Cornerstone Presbyterian Community Church was planted in out of Chinese Presbyterian Church in 1994 with a group of 30 adults. By 1997, Cornerstone was constituted as a pastoral charge separate from the Chinese Presbyterian Church. The Cornerstone church operates as a single church under a multi-site model, currently numbering at eight Sydney locations, with plans to expand further.

GracePoint Chinese Presbyterian Church began as a church planted in by CPC in 1998. The church partnered with the St James Presbyterian Church at first, becoming independent only in its second year, and was originally named Burwood Chinese Presbyterian Church. As the church outgrew its location, it sought out another place for a church building.
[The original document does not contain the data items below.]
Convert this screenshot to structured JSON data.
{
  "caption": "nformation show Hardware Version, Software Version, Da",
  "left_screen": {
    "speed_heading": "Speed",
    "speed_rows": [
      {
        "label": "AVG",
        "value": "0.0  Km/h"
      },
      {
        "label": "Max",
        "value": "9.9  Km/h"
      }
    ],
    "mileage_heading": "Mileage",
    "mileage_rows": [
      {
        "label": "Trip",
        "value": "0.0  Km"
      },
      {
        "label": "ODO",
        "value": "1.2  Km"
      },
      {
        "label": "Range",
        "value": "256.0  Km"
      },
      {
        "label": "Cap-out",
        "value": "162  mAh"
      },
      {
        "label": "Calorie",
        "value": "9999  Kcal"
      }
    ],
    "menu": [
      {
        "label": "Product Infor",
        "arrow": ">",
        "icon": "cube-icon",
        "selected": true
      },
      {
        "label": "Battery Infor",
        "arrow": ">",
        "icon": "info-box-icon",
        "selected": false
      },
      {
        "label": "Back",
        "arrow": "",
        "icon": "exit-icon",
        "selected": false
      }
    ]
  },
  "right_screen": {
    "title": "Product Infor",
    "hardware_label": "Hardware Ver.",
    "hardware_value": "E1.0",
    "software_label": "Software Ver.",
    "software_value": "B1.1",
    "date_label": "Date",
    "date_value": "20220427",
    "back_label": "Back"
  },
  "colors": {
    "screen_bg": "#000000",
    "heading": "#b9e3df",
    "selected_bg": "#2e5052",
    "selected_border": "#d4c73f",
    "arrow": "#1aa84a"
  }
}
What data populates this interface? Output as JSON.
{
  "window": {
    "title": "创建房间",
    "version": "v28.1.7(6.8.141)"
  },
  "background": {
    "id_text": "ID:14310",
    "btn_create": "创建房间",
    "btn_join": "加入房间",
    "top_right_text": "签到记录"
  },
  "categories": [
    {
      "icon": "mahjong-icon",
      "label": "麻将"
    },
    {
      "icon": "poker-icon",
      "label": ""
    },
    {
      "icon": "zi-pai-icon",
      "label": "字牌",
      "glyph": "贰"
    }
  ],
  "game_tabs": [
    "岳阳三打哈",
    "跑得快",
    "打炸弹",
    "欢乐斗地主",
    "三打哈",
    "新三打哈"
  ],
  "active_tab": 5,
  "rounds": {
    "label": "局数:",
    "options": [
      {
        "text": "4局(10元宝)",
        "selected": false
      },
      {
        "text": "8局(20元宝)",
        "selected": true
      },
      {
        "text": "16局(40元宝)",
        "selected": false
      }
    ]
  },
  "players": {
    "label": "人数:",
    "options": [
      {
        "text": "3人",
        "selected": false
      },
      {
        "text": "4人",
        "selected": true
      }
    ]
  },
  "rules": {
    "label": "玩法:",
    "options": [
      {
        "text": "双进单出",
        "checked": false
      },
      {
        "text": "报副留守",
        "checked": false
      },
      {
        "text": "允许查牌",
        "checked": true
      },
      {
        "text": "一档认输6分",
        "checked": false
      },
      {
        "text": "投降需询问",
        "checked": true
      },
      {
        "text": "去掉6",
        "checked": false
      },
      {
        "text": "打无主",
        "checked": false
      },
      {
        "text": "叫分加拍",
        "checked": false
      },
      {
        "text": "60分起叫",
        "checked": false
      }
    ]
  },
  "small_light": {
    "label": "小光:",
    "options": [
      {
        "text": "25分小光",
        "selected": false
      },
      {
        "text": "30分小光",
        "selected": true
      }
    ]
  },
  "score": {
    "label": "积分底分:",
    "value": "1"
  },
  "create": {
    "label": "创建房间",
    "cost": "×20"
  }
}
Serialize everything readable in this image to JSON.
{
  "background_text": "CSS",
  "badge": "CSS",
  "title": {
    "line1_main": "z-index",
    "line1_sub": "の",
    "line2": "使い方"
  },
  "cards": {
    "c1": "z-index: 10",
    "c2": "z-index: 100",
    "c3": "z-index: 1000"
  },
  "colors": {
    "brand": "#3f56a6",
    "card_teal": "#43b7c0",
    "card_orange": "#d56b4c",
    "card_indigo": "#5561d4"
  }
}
In 2010, the new church building at Lidcombe was successfully built and was also renamed as GracePoint Chinese Presbyterian Church.

===Challenges for the future===

CPC faces challenges in considering and redefining its place as a Sydney Chinese church as at 2011 due to a slow but inevitable trend over the last several years for church members with growing young families to seek local Chinese churches as closer and more viable alternatives for Christian community. In addition, the presence of increasing numbers of local Chinese churches, of which some are not related to CPC in origin, mean that the Chinese Christian community is becoming more locally defined and decentralised from what was once a few large Chinese church communities. Increase in local outreach focus in the Surry Hills area is one such solution, including a focus on international expatriates and young working professionals working and living in the Surry Hills area.